Marginal, anti-social, F.T. était poursuivi pour des faits sordides commis sur quatre victimes. La première d'entre elles a été sa compagne. Elle a déclaré qu'il l'avait violée, en employant des objets, tout en regardant des films pornographiques, lors de leur nuit de rupture. Les faits ont duré jusque quatre heures du matin. Elle dit aussi avoir reçu douze coups de couteau cette nuit-là.

La seconde victime, un homme, vivait chez F.T. Il dit avoir été délivré d'un "bourreau" quand il a été arrêté pour un vol à l'étalage. F.T. lui avait demandé un loyer de 200 euros, avant de l'augmenter à 400 puis à 700 euros. En quatre mois, 2.590 euros ont été retirés de son compte bancaire, remarque le procureur qui relève que la victime ne sortait jamais sans le prévenu comme l'ont signalé plusieurs voisins.

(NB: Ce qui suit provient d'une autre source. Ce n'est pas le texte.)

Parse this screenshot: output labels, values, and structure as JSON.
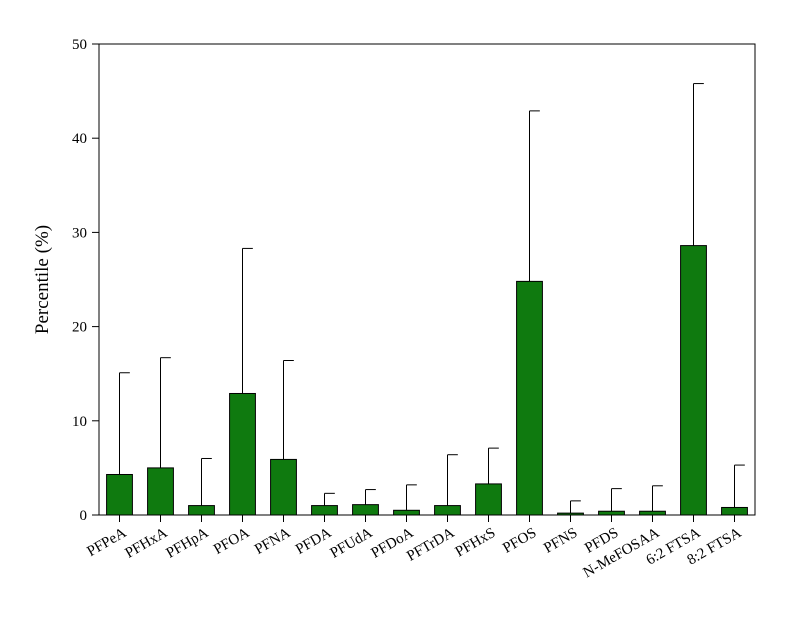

La troisième victime est également une ex-compagne du prévenu, qui raconte avoir été régulièrement rouée de coups. Enfin, la quatrième et dernière victime est une voisine qui avait été menacée par le prévenu, armé d'un marteau. Le ministère public avait requis une peine de dix ans de prison à l'encontre de F.T.

De son côté, la défense avait plaidé l'application de l'article 65 du code pénal. F.T. avait écopé de six ans en appel, le 27 juin 2018. "C'est un prédateur qui attire ses proies dans sa grotte pour abuser de leur faiblesse", avait commenté le substitut du procureur du roi.